Centuries later, an army of Daleks from the Seriphia Galaxy began the second occupation of Zaleria. Although the Zalerians fully cooperated with the Daleks, the Daleks began to handle the natives with more aggressive methods backed by Ogron troops. It soon became apparent that the Daleks realised they could revive the army and continue their invisibility experiments. Daleks experimented on the Zalerians by placing them in light-wave chambers, hoping to reverse their visibility and reverse-engineer the secret. Although Kalendorf and Susan Mendes attempted to stop them, the Seventh Doctor agreed to help the Daleks unlock the secret to invisibility in exchange for Kalendorf's life. Years later, the Zalerians' invisibility was restored when the Doctor released a contagion. The same contagion gave the Daleks a fatal light-wave sickness which the Spiridons thought also killed the Doctor. (AUDIO: Return of the Daleks)
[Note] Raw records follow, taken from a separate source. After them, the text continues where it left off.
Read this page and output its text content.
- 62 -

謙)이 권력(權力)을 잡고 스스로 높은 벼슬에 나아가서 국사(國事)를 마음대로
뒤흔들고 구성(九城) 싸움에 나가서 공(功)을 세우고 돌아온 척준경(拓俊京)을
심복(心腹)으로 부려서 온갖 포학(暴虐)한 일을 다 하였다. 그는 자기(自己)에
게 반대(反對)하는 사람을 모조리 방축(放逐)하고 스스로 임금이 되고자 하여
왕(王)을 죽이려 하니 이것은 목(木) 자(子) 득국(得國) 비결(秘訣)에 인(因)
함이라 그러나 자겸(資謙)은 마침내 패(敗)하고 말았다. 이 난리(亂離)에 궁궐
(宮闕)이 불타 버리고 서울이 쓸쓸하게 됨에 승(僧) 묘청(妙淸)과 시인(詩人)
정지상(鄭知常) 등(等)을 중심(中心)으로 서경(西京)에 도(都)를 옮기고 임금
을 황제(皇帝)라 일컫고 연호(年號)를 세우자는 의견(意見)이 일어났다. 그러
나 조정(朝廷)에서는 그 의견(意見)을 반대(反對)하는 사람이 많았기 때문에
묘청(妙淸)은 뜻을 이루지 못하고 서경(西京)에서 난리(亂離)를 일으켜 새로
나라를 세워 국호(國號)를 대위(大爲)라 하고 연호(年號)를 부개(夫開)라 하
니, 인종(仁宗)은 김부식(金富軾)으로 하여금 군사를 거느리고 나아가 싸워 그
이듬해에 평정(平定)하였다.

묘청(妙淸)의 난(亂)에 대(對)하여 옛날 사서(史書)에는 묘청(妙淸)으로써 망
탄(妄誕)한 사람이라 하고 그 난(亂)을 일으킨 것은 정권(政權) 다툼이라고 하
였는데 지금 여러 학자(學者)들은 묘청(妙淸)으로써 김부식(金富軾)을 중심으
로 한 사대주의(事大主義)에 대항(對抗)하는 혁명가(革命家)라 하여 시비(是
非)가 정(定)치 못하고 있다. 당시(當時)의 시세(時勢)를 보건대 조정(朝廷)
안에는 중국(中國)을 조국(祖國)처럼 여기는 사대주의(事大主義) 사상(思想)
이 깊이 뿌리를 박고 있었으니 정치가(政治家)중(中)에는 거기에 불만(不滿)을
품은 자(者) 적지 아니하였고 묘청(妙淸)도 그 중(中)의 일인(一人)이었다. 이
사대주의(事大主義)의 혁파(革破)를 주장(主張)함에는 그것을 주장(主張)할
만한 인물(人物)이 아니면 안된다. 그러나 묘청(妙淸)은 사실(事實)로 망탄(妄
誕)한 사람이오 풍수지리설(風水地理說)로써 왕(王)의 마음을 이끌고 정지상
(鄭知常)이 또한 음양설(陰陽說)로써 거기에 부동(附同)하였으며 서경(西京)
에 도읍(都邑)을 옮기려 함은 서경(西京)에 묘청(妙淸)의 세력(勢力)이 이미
At the time Sam Jones was on Hyspero, Spiridons in purple furs were present in Hyspero, its capital city. The Aja'ib apparently referred to the Spiridons during one of their periods of Dalek enslavement. (PROSE: The Scarlet Empress)
Behind the scenes[edit | edit source]
In the novelisation of Planet of the Daleks, Vaber explicitly says that the Spiridons' civilisation is in ruins but no one says when this occurred. The crumbling ruins, which the forest has largely overtaken, appear to be thousands of years old but it is not unreasonable to believe, as Jo Grant supposed, that there was something built more recently.